Nanoparticles 20,000 times smaller than human hair can tackle 'superbugs' – study
There could be a new way to tackle so-called superbugs – and it comes in the form of nanoparticles that are 20,000 times smaller than a human hair. A new study claims the nanoparticles managed to kill 92 percent of drug-resistant bacterial cells.
In an effort to fight drug-resistant infections known as 'superbugs,' a team of researchers from the University of Colorado Boulder introduced light-activated nanoparticles, known as quantum dots, which resemble tiny commercial semiconductors used in consumer electronics.
According to the study, published in the journal Nature Materials on Wednesday, the quantum dots were successful in killing 92 percent of drug-resistant lab-grown bacterial cells.
Twenty-thousand times smaller than a human hair, the tiny size of the quantum dots is seen as a major advantage in tackling superbugs, according to the researchers.
"By shrinking these semiconductors down to the nanoscale, we're able to create highly specific interactions within the cellular environment that only target the infection," senior study author and CU-Boulder assistant professor Prashant Nagpal said in a press release.
The quantum dots are inactive in the dark and active on command via light exposure.
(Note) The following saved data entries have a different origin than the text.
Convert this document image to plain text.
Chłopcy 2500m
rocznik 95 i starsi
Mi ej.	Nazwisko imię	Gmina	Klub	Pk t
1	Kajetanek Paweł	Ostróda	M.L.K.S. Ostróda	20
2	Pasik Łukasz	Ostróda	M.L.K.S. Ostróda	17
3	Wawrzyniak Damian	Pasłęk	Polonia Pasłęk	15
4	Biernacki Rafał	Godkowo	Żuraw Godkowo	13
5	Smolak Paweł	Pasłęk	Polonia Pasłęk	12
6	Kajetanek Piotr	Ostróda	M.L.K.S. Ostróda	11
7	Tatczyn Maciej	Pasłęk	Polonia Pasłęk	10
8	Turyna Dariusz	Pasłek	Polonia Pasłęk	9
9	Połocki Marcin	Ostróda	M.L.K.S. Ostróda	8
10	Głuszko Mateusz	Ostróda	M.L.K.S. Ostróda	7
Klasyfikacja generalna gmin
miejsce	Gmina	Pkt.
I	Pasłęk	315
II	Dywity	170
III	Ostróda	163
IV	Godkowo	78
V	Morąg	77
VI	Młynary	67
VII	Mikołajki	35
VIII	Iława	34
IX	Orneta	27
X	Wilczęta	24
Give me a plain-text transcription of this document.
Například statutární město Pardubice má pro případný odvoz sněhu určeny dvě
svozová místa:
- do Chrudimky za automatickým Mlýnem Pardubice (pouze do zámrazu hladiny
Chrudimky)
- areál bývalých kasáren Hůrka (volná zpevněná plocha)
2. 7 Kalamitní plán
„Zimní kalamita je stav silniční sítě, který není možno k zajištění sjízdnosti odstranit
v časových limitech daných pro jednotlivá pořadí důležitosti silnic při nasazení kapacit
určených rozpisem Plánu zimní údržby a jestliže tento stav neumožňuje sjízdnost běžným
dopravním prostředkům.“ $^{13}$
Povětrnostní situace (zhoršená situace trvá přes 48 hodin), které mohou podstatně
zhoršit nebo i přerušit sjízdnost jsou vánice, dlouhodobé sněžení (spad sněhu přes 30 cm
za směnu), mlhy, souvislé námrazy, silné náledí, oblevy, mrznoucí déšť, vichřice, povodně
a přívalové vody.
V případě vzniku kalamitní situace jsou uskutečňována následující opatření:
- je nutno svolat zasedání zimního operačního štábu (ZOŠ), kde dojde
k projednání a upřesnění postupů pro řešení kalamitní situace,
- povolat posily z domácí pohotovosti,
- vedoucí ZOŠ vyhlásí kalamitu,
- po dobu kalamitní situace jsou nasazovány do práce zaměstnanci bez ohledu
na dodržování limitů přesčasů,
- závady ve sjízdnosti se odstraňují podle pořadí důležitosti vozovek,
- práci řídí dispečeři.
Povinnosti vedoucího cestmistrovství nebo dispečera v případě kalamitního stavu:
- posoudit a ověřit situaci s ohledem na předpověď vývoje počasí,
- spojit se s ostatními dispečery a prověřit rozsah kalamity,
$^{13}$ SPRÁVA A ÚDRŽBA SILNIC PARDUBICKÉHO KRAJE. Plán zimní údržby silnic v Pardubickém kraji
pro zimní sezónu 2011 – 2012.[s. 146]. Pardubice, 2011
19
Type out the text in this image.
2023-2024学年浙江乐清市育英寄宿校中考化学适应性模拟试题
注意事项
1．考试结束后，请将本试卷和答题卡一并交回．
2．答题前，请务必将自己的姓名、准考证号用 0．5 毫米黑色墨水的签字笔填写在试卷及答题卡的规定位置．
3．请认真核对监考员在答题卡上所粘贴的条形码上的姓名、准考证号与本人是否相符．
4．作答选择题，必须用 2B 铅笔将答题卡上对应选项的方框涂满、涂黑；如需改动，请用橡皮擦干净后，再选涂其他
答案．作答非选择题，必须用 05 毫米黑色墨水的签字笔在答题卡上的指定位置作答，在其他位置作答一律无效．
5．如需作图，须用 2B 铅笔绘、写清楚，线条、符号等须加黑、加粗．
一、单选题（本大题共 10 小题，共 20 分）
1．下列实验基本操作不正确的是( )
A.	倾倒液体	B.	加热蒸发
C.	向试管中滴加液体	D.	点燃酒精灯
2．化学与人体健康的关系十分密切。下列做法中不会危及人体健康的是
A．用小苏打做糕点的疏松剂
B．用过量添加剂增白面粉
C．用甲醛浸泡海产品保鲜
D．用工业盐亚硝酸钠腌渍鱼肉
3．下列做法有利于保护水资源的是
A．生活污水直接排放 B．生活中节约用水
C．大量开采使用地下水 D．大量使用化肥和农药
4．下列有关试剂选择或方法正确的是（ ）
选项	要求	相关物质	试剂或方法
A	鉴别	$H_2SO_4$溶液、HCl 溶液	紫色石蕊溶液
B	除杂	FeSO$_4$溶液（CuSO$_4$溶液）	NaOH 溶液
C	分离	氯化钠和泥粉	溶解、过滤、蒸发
This enables scientists to adjust the wavelength to kill the affected cells.
Previous efforts to thwart superbugs have largely failed, due to the bacteria's ability to rapidly adapt and develop immunity to antibiotics such as penicillin.
And although superbugs will always have the ability to adapt and fight treatment, Nagpal believes that scientists and the medical community would be able to “quickly tailor these quantum dots to come up with a new therapy and therefore fight back faster in this evolutionary race.”
Being able to control the quantum dots could also reduce or eliminate potential side effects of other treatment methods, and could pave the way for combating HIV and cancer.
"Antibiotics are not just a baseline treatment for bacterial infections, but HIV and cancer as well," said Anushree Chatterjee, an assistant professor in the Department of Chemical and Biological Engineering at CU-Boulder and a senior author of the study. "Failure to develop effective treatments for drug-resistant strains is not an option, and that's what this technology moves closer to solving."
The quantum dots are a huge improvement from metal nanoparticles, which were found in previous studies to fight antibiotic-resistant infections, but which also carry the risk of wreaking havoc on surrounding cells indiscriminately.
Nagpal and Chatterjee are co-founders of a startup that can sequence genetic profiles using a single molecule – a technology which could potentially aid in the diagnosis and treatment of superbug strains. The two have filed a patent on the quantum dot technology.
The study's release coincides with more than 80 international drug and biotech firms urging governments to work with them to combat superbugs. Speaking at the World Economic Forum in Davos on Wednesday, the firms called for coordinated efforts to cut the unnecessary use of antibiotics and support the development of new ones, including through changing drug prices and investing in research. The appeal is outlined in the ‘Declaration on Combating Antimicrobial Resistance,’ which was signed by the participants.
An increasing number of infections are evolving to become drug-resistant, and by 2050 superbugs are expected to kill about 10 million people annually, according to 'The Review on Antimicrobial Resistance' analysis, commissioned by the UK government in 2014.